Lorsque l'aspirant au trône devient suffisamment fort pour liquider ses
rivaux par l'assassinat, la révolution ou une bataille rangée, l'ancien
bandit et hors-la-loi devient roi et doit à son tour compter avec une
nouvelle fournée de rebelles et de prétendants. C'est exactement comme
si on lisait l'ouvrage sombre et déprimant d'Arab Shah, La vie de
Timour, biographie d'un conquérant asiatique typique, avec ses
sombres allusions au surnaturel et surtout aux œuvres du diable. C'est un
tableau étrange et sauvage de politique cauchemardesque que décrit le
livre d'Éther, mais, historiquement parlant, c'est un tableau profondément
vrai. Prenez quelques exemples tirés de l'Ancien Monde. Dans les plus anciens documents du genre humain,
nous trouvons le dieu suprême, fondateur de l'État et du culte, occupé
à « se frayer un chemin vers le trône par la bataille, souvent par la
violence contre les prédécesseurs de sa famille, ce qui implique généralement
des incidents atroces et obscènes[37] ». On voit ainsi que « Ies
abominations des anciens », sur lesquelles Éther a pas mal de choses à
dire, ont une antiquité respectable. Il y a maintenant d'amples raisons
de croire que les plus anciens empires que nous connaissons n'étaient
absolument pas les premiers et que le processus bien connu remonte aux
temps préhistoriques : « Les empires ont dû être formés et détruits
à ce moment-là comme ils devaient l'être plus tard[38] ». Ces empires « n'étaient
pas le résultat d'une expansion ou d'un développement graduels, mais
devenaient rapidement des empires énormes sous la direction d'un seul
grand homme, observe McGovern, et sous le règne de ses successeurs déclinaient
lentement mais sûrement », quoique dans beaucoup de cas ils « se désintégrassent
immédiatement après la mort de leurs fondateurs[39] ». Le fugitif qui rassemble des forces dans le désert[40] en attirant à lui des gens
appartenant à son rival est un procédé strictement conventionnel dans
les steppes. C'est ainsi que tout grand conquérant commence. Lu Fang, «
le chef d'une petite bande militaire, moitié soldats, moitié bandits »

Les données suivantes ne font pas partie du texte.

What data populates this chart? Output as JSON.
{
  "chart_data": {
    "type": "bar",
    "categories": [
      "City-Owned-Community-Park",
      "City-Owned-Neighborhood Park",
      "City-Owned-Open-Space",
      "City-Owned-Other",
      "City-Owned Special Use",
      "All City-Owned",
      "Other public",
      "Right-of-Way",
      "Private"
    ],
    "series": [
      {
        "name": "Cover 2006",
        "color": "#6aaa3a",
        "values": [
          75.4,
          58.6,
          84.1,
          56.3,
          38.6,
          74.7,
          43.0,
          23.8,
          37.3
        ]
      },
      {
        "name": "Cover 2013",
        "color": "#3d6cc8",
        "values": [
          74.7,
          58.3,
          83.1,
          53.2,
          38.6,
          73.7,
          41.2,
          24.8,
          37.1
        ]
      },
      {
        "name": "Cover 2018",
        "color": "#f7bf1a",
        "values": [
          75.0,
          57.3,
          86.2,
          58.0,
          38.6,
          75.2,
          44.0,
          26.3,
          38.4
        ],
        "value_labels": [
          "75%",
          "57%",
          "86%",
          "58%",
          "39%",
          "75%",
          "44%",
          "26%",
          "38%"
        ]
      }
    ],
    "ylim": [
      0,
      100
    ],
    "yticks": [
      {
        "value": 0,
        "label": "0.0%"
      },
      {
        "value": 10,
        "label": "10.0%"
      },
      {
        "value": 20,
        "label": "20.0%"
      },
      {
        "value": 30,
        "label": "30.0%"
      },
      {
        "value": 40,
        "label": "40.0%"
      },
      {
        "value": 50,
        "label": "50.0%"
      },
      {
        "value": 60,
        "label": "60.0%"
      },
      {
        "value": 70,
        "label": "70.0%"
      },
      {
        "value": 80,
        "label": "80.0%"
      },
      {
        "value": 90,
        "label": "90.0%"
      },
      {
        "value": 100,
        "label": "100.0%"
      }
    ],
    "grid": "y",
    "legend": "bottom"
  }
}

fut, il y a deux mille ans, près de conquérir les empires hun et
chinois, et il y serait parvenu si certains de ses propres officiers
ambitieux ne l'avaient pas abandonné tout comme il en avait abandonné
d'autres[41]. C’est après avoir dépouillé
son frère du trône qu'Attila « chercha à soumettre les principaux pays
du monde[42] », et, après sa mort, deux
de ses descendants s'en allèrent dans le désert et y rassemblèrent
autour d'eux « des armées de proscrits », chacun espérant
s'adjuger l'empire mondial[43]. Vous vous souviendrez que
Gengis Khan vécut pendant des années comme proscrit et bandit tout en
rassemblant autour de lui les forces qui allaient dominer tous ses rivaux,
et que ces forces étaient bel et bien soutirées aux armées des rivaux
eux-mêmes. Dans le système nomade, « Ies chefs, les bagadours et
les noyans, s'efforçaient de devenir indépendants en attirant à
eux des sujets et des partisans[44] ». Les grands souverains
d’Asie sont régulièrement passés de la situation risquée de chef de
bande à celle à peine moins risquée de monarque du monde – et retour
– dans un monde où « chacun était rempli du désir de devenir un prince indépendant
» et tous les princes de devenir seigneur de tous[45]. « Les aventuriers les plus
hardis s'empressaient de s’attrouper autour de la bannière du nouveau
chef prospère de leur race », au commencement comme de nos jours, où
tous les jeunes d'Asie centrale se sont ralliés à la bannière du jeune
Ma Chung-Ying, quinze ans, lequel « mûrissait calmement un plan visant
à la conquête du monde entier[46] ». Non
seulement la pratique jarédite qui consiste à « entraîner »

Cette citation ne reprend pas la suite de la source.